L'autre grande stratégie moins liquide proposée par Triodos IM va viser les entreprises favorisant la transition énergétique, avec des actifs sous gestion qui approchent désormais le milliard d'euros. En Belgique, il est ainsi possible de s'exposer sur le fonds Triodos Renewables Europe Fund, avec une politique d'investissement qui vise principalement les projets d'infrastructure. Son gestionnaire, Vincent van Haarlem, souligne que " la stratégie ne vise pas uniquement la production d'énergie mais également l'amélioration de l'efficience énergétique ou le développement des capacités de stockage de l'énergie produite ". Comme pour le fonds sur la microfinance, ce fonds est investi tant sur des prises de participation que sur des emprunts émis par des acteurs du secteur. Le portefeuille est aujourd'hui positionné majoritairement sur des projets éoliens (59% des actifs) situés dans le Benelux (55%) avec 23 projets dans le pipeline pour des tailles allant de 2 à 10 millions d'euros.

Impact positif

Enfin, l'alimentation bio représente le troisième axe dans les stratégies moins liquides, avec des actifs sous gestion légèrement inférieurs à 200 millions d'euros. Cette expertise est accessible en Belgique par l'intermédiaire du Triodos Organic Growth Fund (55 millions d'euros en actifs sous gestion). Jurriën Appers, qui gère le fonds, explique que l'alimentation organique constitue aujourd'hui une des principales zones de croissance du marché de l'alimentation en Europe, avec un taux de pénétration qui reste encore faible dans de nombreux pays. " Notre fonds détient aujourd'hui des participations directes dans huit sociétés actives dans la production et la distribution de nourriture organique. Notre ambition est d'être un partenaire de ces groupes tout en gardant en tête la nécessite de dégager une rentabilité pour les actionnaires ".

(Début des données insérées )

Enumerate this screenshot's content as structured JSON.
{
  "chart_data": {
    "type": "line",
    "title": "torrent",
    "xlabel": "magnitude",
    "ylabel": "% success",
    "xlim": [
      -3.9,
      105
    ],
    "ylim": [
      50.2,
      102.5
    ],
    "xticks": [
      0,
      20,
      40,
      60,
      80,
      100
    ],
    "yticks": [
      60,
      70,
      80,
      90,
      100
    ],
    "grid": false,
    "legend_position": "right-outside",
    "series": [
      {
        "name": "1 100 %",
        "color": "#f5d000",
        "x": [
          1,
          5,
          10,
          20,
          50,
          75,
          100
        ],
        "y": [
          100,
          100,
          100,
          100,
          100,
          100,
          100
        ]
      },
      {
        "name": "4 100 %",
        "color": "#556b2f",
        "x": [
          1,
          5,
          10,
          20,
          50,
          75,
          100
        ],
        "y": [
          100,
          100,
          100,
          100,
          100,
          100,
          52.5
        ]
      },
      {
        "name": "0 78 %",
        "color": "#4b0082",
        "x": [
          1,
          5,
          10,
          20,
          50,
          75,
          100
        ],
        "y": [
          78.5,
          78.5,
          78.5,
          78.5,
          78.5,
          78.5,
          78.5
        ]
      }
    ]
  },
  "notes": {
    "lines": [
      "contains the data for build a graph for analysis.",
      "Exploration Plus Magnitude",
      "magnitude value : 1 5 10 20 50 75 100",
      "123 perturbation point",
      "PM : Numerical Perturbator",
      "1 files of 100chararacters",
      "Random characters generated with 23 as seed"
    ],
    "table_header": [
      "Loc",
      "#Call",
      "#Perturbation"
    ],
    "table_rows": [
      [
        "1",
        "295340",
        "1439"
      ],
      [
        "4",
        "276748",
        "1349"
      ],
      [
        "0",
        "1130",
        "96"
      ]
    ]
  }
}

Depuis l'année dernière, Triodos Belgique propose également de s'exposer sur l'ensemble de sa gamme de fonds (y compris les stratégies moins liquides) par le biais du Triodos Impact Portfolio, à partir d'une mise initiale de 5.000 euros. Selon le profil d'investissement, ce produit pourra détenir jusqu'à 10% des montants investis sur les stratégies moins liquides, mais avec un impact durable direct nettement plus important.